Lilah straightened up and saw the nice cop pointing to a Boxwood in a hedge that bordered the Fifth Avenue sidewalk. She saw her shoes and laughed. She’d completely forgotten that last night the Begonias told her she’d better hide them before she went to sleep.

“ How ‘bout you come with me to a police station on the West Side?  I’ve got my car, you don’t have to walk. It’ll be okay.”  Tom said. He had a schizophrenic cousin and badly wanted to help this woman get off the streets. He didn’t think she’d been off the radar long and if she’d taught school, they’d have her prints. 
I don’t get this, Lilah thought. Is this bad? Don’t any of you stupid flowers know what I should do?

“Why aren’t you wearing your uniform? Where’s your gun?”

“I’m off today. We’ll go talk to a lady named Colleen. She looks for missing persons. You’ll like her.”
“No. I’m not missing. My apartment and my sister’s apartment are missing.”
Lilah heard Old Rose, who rarely spoke, say in a teacher-voice, “Go with him, Lilah. You need help.”

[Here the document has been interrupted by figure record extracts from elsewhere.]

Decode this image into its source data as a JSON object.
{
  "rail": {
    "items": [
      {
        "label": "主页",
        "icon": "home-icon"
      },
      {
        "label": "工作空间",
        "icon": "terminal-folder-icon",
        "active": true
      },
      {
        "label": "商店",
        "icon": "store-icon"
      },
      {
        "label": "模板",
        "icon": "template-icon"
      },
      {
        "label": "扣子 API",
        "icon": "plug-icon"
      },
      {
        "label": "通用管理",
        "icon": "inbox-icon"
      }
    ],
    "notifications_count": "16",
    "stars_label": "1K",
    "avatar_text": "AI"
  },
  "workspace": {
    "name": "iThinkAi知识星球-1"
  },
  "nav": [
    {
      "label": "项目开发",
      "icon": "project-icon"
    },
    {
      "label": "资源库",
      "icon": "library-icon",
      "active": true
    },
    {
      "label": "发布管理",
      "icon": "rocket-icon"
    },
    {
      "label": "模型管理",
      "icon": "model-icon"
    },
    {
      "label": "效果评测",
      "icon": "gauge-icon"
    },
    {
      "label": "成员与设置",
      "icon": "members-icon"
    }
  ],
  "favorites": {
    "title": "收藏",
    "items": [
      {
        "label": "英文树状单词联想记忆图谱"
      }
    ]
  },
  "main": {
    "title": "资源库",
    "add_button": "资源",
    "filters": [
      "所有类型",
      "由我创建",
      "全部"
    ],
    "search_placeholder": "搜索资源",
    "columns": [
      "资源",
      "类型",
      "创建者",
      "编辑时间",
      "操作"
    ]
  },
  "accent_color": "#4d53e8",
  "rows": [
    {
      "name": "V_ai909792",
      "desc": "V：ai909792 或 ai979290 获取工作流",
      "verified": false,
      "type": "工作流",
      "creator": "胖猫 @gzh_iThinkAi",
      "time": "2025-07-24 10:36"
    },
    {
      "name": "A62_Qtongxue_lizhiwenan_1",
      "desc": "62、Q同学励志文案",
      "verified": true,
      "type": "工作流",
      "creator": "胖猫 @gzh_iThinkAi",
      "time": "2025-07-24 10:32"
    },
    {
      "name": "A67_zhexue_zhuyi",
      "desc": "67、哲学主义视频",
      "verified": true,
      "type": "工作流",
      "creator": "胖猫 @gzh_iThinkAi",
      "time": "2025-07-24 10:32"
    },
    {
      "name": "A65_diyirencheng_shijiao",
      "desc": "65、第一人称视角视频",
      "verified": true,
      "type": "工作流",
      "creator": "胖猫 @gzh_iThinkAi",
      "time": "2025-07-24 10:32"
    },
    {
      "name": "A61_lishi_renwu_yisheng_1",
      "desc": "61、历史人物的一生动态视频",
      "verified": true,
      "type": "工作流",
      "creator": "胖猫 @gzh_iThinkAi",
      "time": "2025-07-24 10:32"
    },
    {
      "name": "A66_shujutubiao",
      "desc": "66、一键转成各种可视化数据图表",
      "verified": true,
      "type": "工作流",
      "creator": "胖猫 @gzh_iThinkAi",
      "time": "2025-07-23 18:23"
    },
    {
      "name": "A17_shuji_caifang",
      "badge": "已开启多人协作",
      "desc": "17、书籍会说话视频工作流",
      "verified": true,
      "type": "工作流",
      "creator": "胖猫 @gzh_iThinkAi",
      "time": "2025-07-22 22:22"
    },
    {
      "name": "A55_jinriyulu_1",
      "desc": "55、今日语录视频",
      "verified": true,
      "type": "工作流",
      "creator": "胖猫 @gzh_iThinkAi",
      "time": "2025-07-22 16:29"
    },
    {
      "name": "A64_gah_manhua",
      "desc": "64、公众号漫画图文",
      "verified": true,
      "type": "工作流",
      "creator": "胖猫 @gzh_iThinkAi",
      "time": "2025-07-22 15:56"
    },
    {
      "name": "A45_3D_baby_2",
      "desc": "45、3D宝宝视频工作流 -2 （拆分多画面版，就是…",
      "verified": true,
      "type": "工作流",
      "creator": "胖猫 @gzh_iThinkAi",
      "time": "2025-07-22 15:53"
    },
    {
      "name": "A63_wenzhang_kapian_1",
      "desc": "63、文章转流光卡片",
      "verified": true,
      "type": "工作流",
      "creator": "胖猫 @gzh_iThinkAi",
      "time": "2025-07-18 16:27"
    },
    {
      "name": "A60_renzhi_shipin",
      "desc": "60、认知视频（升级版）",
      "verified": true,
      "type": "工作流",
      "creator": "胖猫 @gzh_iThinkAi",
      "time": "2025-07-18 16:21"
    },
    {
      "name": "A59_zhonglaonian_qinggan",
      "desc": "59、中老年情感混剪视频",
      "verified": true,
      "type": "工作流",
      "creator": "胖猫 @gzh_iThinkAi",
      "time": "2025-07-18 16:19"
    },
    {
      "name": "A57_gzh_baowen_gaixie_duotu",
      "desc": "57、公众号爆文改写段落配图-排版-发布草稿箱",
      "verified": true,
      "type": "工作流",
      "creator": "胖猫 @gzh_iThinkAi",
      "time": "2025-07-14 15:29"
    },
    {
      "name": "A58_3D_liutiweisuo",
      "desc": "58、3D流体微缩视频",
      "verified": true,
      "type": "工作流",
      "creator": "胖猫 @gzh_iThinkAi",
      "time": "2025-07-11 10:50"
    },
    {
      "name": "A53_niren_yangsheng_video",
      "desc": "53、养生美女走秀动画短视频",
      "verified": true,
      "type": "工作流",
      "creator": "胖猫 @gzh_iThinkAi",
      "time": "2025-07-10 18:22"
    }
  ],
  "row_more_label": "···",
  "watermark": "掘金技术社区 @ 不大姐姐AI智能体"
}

“Can you get me some orange juice?” Lilah ignored all the high-pitched voices saying bad things about orange juice. They wanted water, but she was clear about wanting cold, tasty, orange juice.

“I can do that. I’ll get you a big glass. But you have to come in my car with me, because the place I know with the juice is over near Colleen’s station.”

“I’m supposed to look for my sister’s on E. 87th today. I think. Maybe it’s 84th. Or 86th.”
Lilah was swaying from side to side and lightly stamping her still bare feet. She didn’t know what to do. She looked at Tom and noticed he had green eyes, like all the green in her head.

“It’s time, Lilah. You need to find your sister and this man will help you. You’re sick child, and you aren’t taking care of yourself. Go with him.” Rose’s voice cut through the chatter and Lilah stopped moving and stood still. Then she put out a scratched, dirty hand, and Tom took it. He picked up the A&P bag, and Lilah picked up her Macy’s bag. She got her flip-flops from under the Boxwood and flapped them loudly as they crossed Fifth Avenue, heading for Tom’s car, orange juice,  and maybe a chance.